New Yorker Fiction Review: "Madame Lazarus" by Maile Meloy

Issue: June 23, 2014

Story: "Madame Lazarus"

Author: Maile Meloy

My Two Cents: So apparently Maile Meloy is the sister of The Decemberists' frontman, which makes me like her about 0.0237 times less than I did before. Which is to say, I don't really care about that particular piece of information other than for use as party chit-chat. And that is NOT because I don't like The Decemberists. I don't. It's just that it reminds me of the existence of this stratum of Ivy League educated Artistic Uber-Elite which I shan't ever inhabit; a higher and therefore better plane of existence, in which everyone is holding hands at the Great Feast, looking down upon us all with smug dismay.

Okay, okay, so it's not as bad as all that. Sometimes my imagination gets away from me. Besides, I genuinely don't have any wish to inhabit said stratum and, who knows, probably couldn't get in even if I wanted to. Those are not "my people" and never will be. Give me the literature of the People; the literature of the guy who works the midnight shift at the parking garage; the literature of those who botched up their first run at college; those who spent their youths not obsessing about grades and achievements but, IDK, living, fucking up, trying to figure it out, taking the wrong paths. THAT is who I want to hear from (Maybe I need to stop reading the NYer? To be continued...) Anywyay...

That said, this story was pretty good. It's about an old gay couple who own a dog who dies and comes back to life. The older man is German, the younger man (James) is English. The older man is resigned to watching his once burgeoning romance with James fade away little by little. James is still young, attractive, and sexually powerful, while the main character is, well, not any of those things any more. James is often on the road, and therefore his older German lover (the two live in Paris) is left alone with the little doggie, Cordelia (dubbed Lady Lazarus after her near-death experience).

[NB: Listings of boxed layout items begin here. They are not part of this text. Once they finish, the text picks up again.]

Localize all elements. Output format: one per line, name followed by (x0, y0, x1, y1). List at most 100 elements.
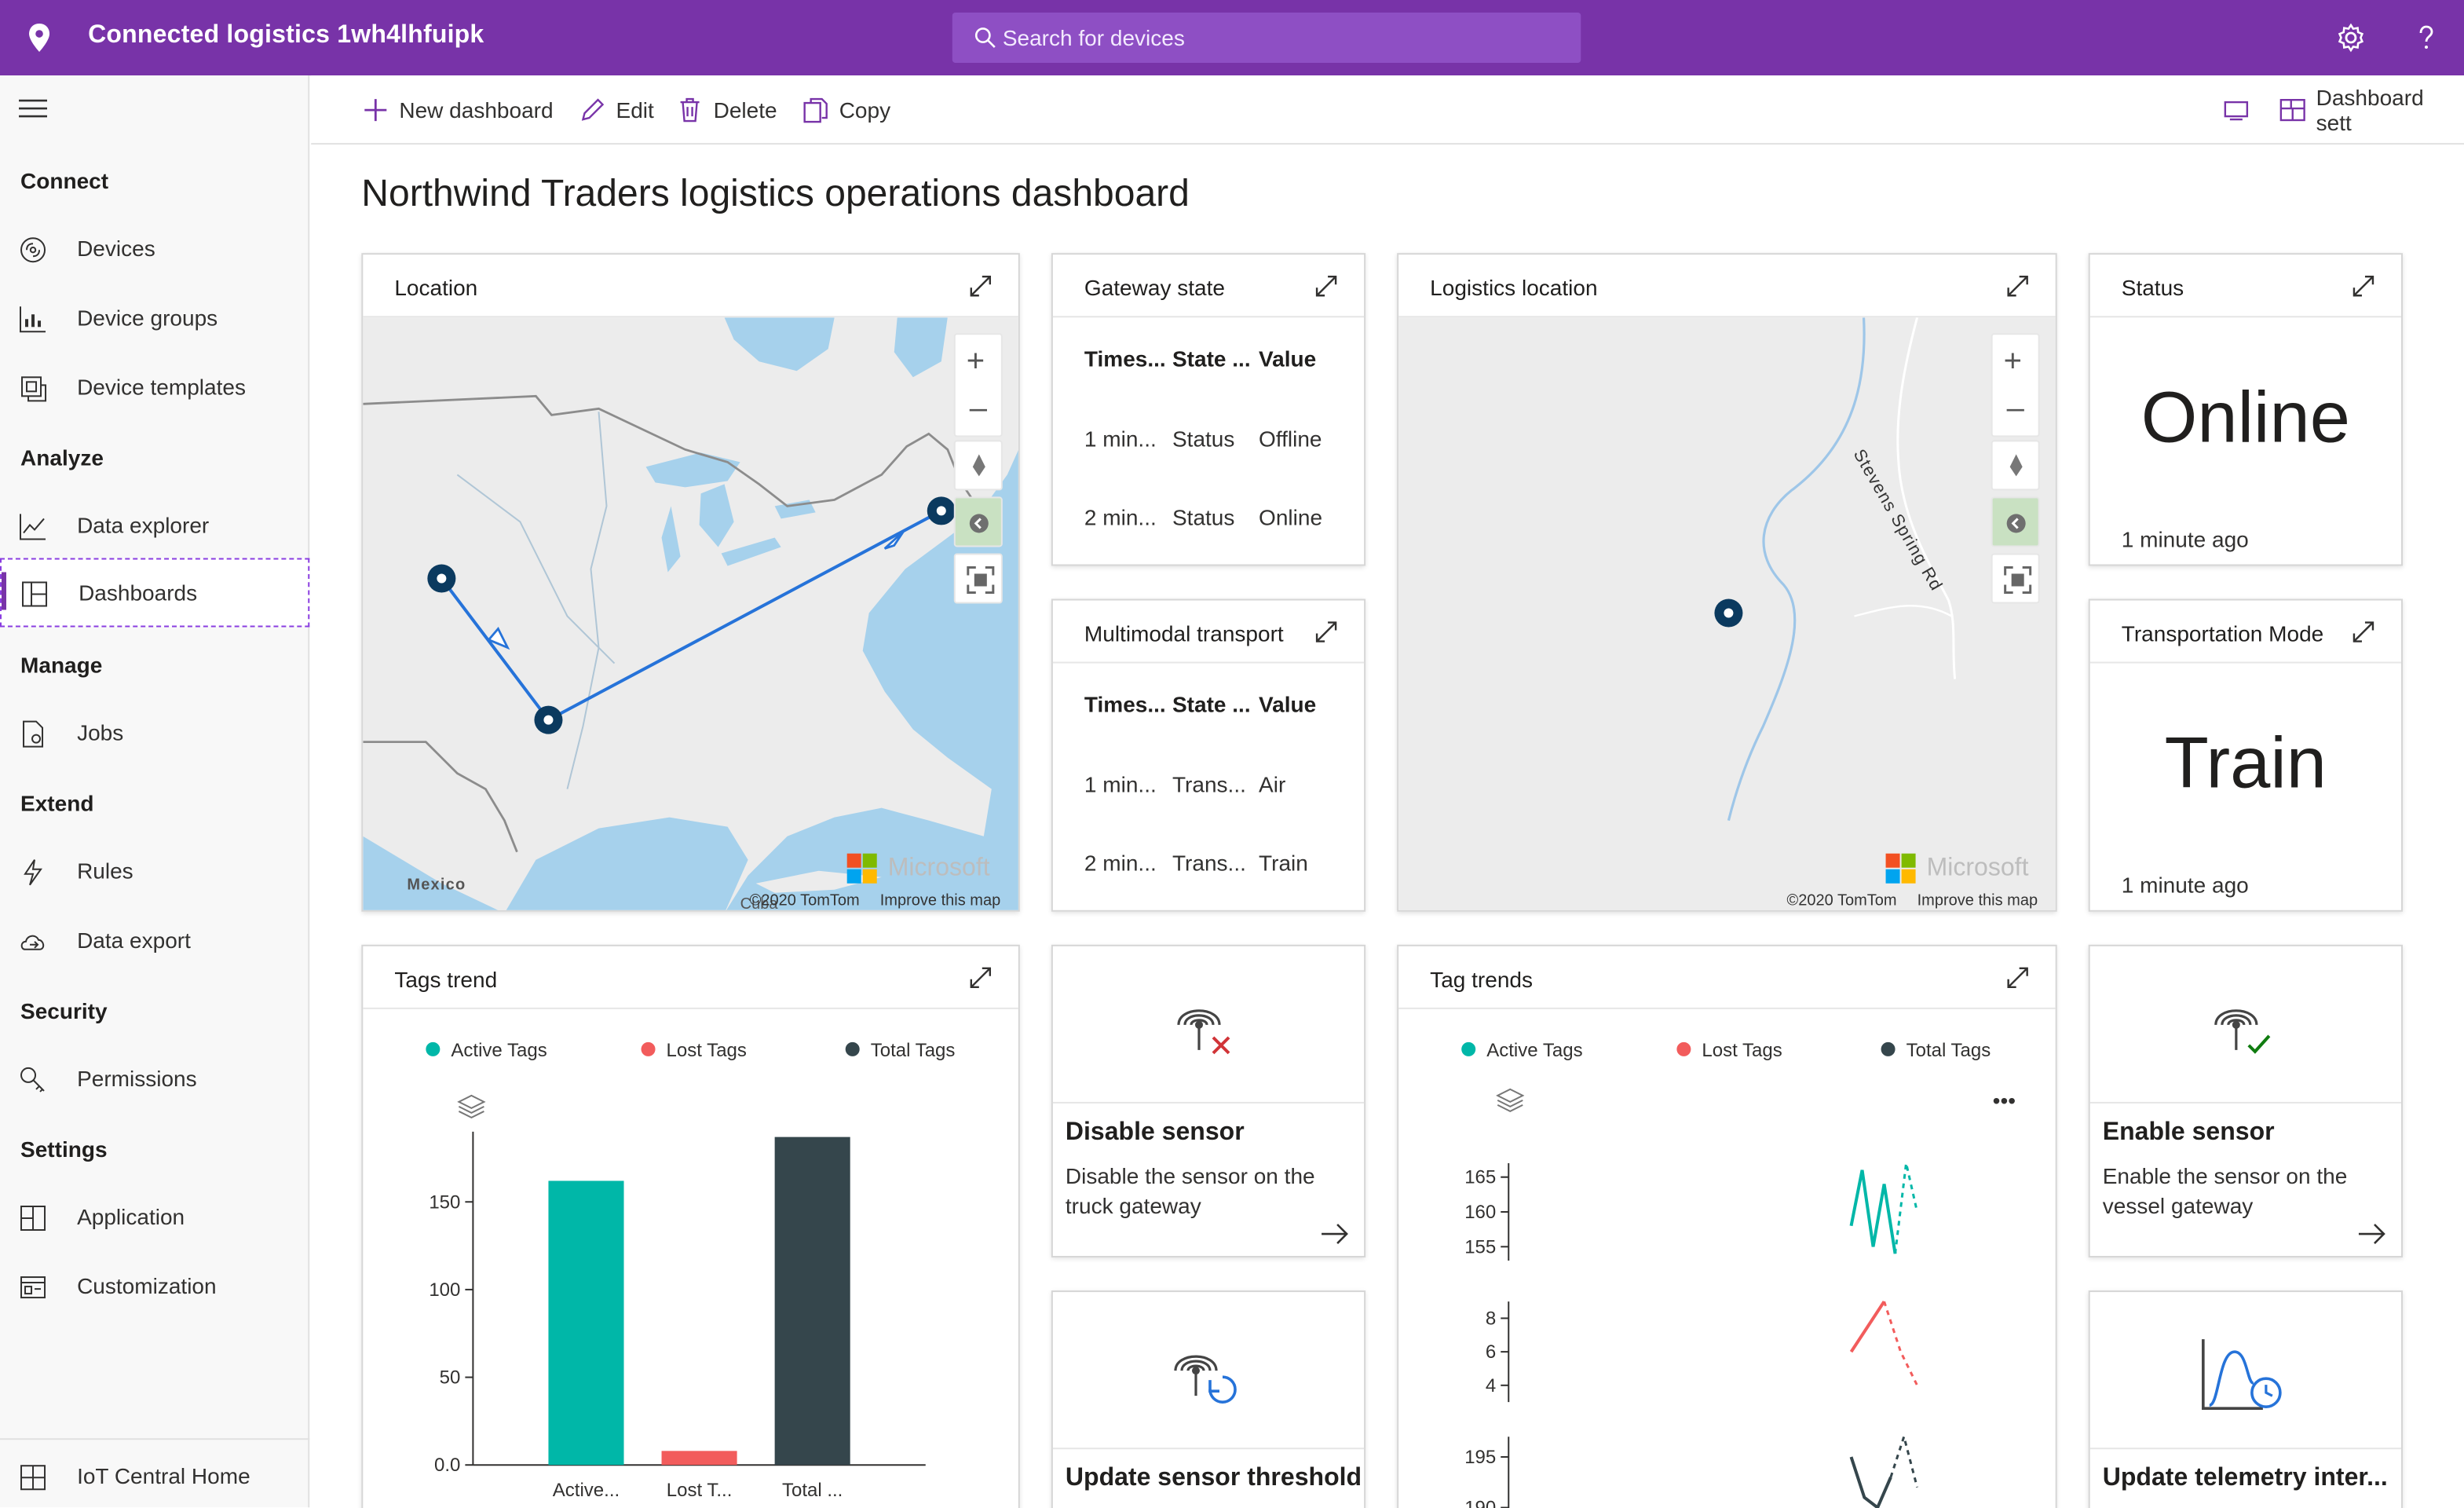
sidebar-item-device-templates[interactable]: Device templates (0, 355, 309, 418)
map-marker[interactable] (427, 564, 456, 593)
expand-icon[interactable] (968, 965, 993, 990)
legend-item[interactable]: Total Tags (845, 1039, 955, 1061)
bar[interactable] (661, 1451, 737, 1466)
sidebar-item-application[interactable]: Application (0, 1185, 309, 1248)
update-telemetry-tile[interactable]: Update telemetry inter... (2088, 1290, 2403, 1508)
series-line[interactable] (1849, 1300, 1886, 1353)
arrow-right-icon[interactable] (2357, 1220, 2385, 1248)
hamburger-menu-icon[interactable] (19, 97, 48, 119)
map-style-button[interactable] (1991, 496, 2040, 547)
fullscreen-button[interactable] (1991, 553, 2040, 604)
zoom-controls: + – (1991, 333, 2040, 437)
location-map[interactable]: + – Mexico Cuba Microsoft ©2020 TomTom I… (363, 317, 1018, 910)
legend-swatch (1676, 1041, 1691, 1056)
legend-item[interactable]: Lost Tags (1676, 1039, 1782, 1061)
logistics-location-tile: Logistics location Stevens Spring Rd + – (1397, 253, 2057, 912)
help-icon[interactable] (2411, 22, 2442, 53)
legend-item[interactable]: Active Tags (426, 1039, 547, 1061)
enable-sensor-tile[interactable]: Enable sensor Enable the sensor on the v… (2088, 944, 2403, 1258)
sidebar: Connect Devices Device groups Device tem… (0, 75, 310, 1508)
legend-item[interactable]: Total Tags (1881, 1039, 1991, 1061)
logistics-map[interactable]: Stevens Spring Rd + – Microsoft ©2020 To… (1398, 317, 2056, 910)
zoom-in-button[interactable]: + (967, 344, 985, 380)
search-input[interactable] (999, 13, 1566, 64)
sidebar-item-label: Data export (77, 927, 191, 953)
sidebar-item-rules[interactable]: Rules (0, 840, 309, 902)
zoom-out-button[interactable]: – (2007, 391, 2024, 427)
compass-button[interactable] (1991, 440, 2040, 491)
action-description-line: truck gateway (1065, 1192, 1201, 1219)
legend-item[interactable]: Active Tags (1461, 1039, 1583, 1061)
sidebar-item-label: Data explorer (77, 512, 210, 538)
expand-icon[interactable] (1314, 620, 1339, 645)
disable-sensor-tile[interactable]: Disable sensor Disable the sensor on the… (1051, 944, 1366, 1258)
transportation-mode-value: Train (2164, 721, 2327, 803)
tile-title: Transportation Mode (2121, 620, 2324, 646)
zoom-in-button[interactable]: + (2004, 344, 2022, 380)
section-analyze: Analyze (20, 445, 104, 470)
sidebar-item-dashboards[interactable]: Dashboards (0, 558, 310, 628)
telemetry-interval-icon (2202, 1339, 2282, 1410)
map-credit: ©2020 TomTom (749, 892, 860, 910)
status-tile: Status Online 1 minute ago (2088, 253, 2403, 566)
fullscreen-button[interactable] (953, 553, 1003, 604)
more-options-button[interactable]: ••• (1993, 1088, 2016, 1113)
legend-item[interactable]: Lost Tags (641, 1039, 747, 1061)
map-style-button[interactable] (953, 496, 1003, 547)
app-title[interactable]: Connected logistics 1wh4lhfuipk (88, 22, 484, 50)
layers-icon[interactable] (1496, 1088, 1525, 1113)
map-marker[interactable] (1714, 598, 1743, 628)
map-canvas (363, 317, 1018, 910)
sidebar-item-data-export[interactable]: Data export (0, 909, 309, 972)
map-marker[interactable] (534, 705, 563, 734)
sidebar-item-device-groups[interactable]: Device groups (0, 286, 309, 349)
sidebar-item-devices[interactable]: Devices (0, 217, 309, 280)
expand-icon[interactable] (2351, 273, 2376, 298)
devices-icon (20, 237, 46, 263)
expand-icon[interactable] (968, 273, 993, 298)
new-dashboard-button[interactable]: New dashboard (361, 94, 554, 126)
sidebar-item-jobs[interactable]: Jobs (0, 701, 309, 764)
settings-gear-icon[interactable] (2335, 22, 2367, 53)
map-marker[interactable] (927, 496, 956, 525)
improve-map-link[interactable]: Improve this map (1917, 893, 2038, 910)
zoom-out-button[interactable]: – (970, 391, 987, 427)
tile-title: Gateway state (1084, 275, 1226, 301)
arrow-right-icon[interactable] (1320, 1220, 1348, 1248)
screen-icon[interactable] (2222, 96, 2250, 124)
table-cell: 2 min... (1084, 850, 1157, 876)
dashboard-settings-button[interactable]: Dashboard sett (2279, 85, 2464, 135)
expand-icon[interactable] (2005, 273, 2031, 298)
sidebar-item-iot-central-home[interactable]: IoT Central Home (0, 1444, 309, 1507)
copy-button[interactable]: Copy (802, 94, 890, 126)
transportation-mode-tile: Transportation Mode Train 1 minute ago (2088, 598, 2403, 912)
bar[interactable] (548, 1180, 624, 1466)
sidebar-item-data-explorer[interactable]: Data explorer (0, 493, 309, 556)
expand-icon[interactable] (1314, 273, 1339, 298)
bar[interactable] (774, 1136, 850, 1466)
sidebar-item-customization[interactable]: Customization (0, 1254, 309, 1317)
table-cell: 2 min... (1084, 504, 1157, 530)
y-tick-label: 165 (1464, 1167, 1496, 1188)
update-sensor-threshold-tile[interactable]: Update sensor threshold (1051, 1290, 1366, 1508)
expand-icon[interactable] (2005, 965, 2031, 990)
location-pin-icon (29, 24, 50, 53)
expand-icon[interactable] (2351, 620, 2376, 645)
y-tick-label: 160 (1464, 1202, 1496, 1223)
compass-button[interactable] (953, 440, 1003, 491)
device-templates-icon (21, 376, 47, 402)
map-credit: ©2020 TomTom (1786, 892, 1897, 910)
layers-icon[interactable] (457, 1094, 486, 1119)
sidebar-item-label: Permissions (77, 1065, 197, 1091)
series-line[interactable] (1849, 1169, 1897, 1254)
compass-icon (2009, 454, 2023, 477)
table-cell: 1 min... (1084, 426, 1157, 452)
table-cell: Status (1172, 504, 1235, 530)
delete-button[interactable]: Delete (676, 94, 777, 126)
tag-trends-tile: Tag trends Active Tags Lost Tags Total T… (1397, 944, 2057, 1508)
improve-map-link[interactable]: Improve this map (880, 893, 1001, 910)
sidebar-item-permissions[interactable]: Permissions (0, 1047, 309, 1110)
series-line[interactable] (1849, 1456, 1892, 1508)
search-box[interactable] (952, 13, 1581, 64)
edit-button[interactable]: Edit (578, 94, 654, 126)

Eventually, Cordelia (**SPOILER ALERT (AS IF)***) has to be put to sleep, and the old German somehow knows that his romance with James is over. Meloy uses the dog in an interesting way here, as sort of a symbol of this couple's "courtesy" relationship. James had bought the dog for the old German to keep him company while he was a away on business trips, a sort of consolation prize for the fact that James was blatantly not going to be available and engaged like he once was. Therefore Cordelia's death carries even more weight than that of the loss of a beloved pet. For after the death of the consolation prize, what comes next?

I like this story because, while we do live in a gay friendly culture, you don't to read much gay literature that explores the relationship between to male lovers. For whatever reason, you just don't. I mean, the author is a heterosexual (I presume) woman, but still...I like when authors choose to tackle a wholly alien voice or form...kind of like an "escape story" set in a wildly foreign land. And, as with many "escape" stories, the fundamental message is that most human problems, once you strip away the cultural window-dressing, are pretty universal. Gay love is as difficult and heart-breaking and scary as straight love, etc. etc. etc.

The narrator must rise every day and continue to live his life even though he knows he has aged well beyond lust and sexuality and that his lover (most-likely) will soon leave him. But isn't that the deepest and most central human problem of all? The fact that we must push-on in life knowing not only that we're going to die, alone, but also NOT knowing a.) what comes after that or b.) why we were deposited here on earth in the first place. Any art that approaches that conundrum with honesty and reverence will find an audience. Ultimately, this story does that and there's a perfectly valid reason Meloy is successful (not just because she went to Harvard and is part of the Artistic Uber-Elite).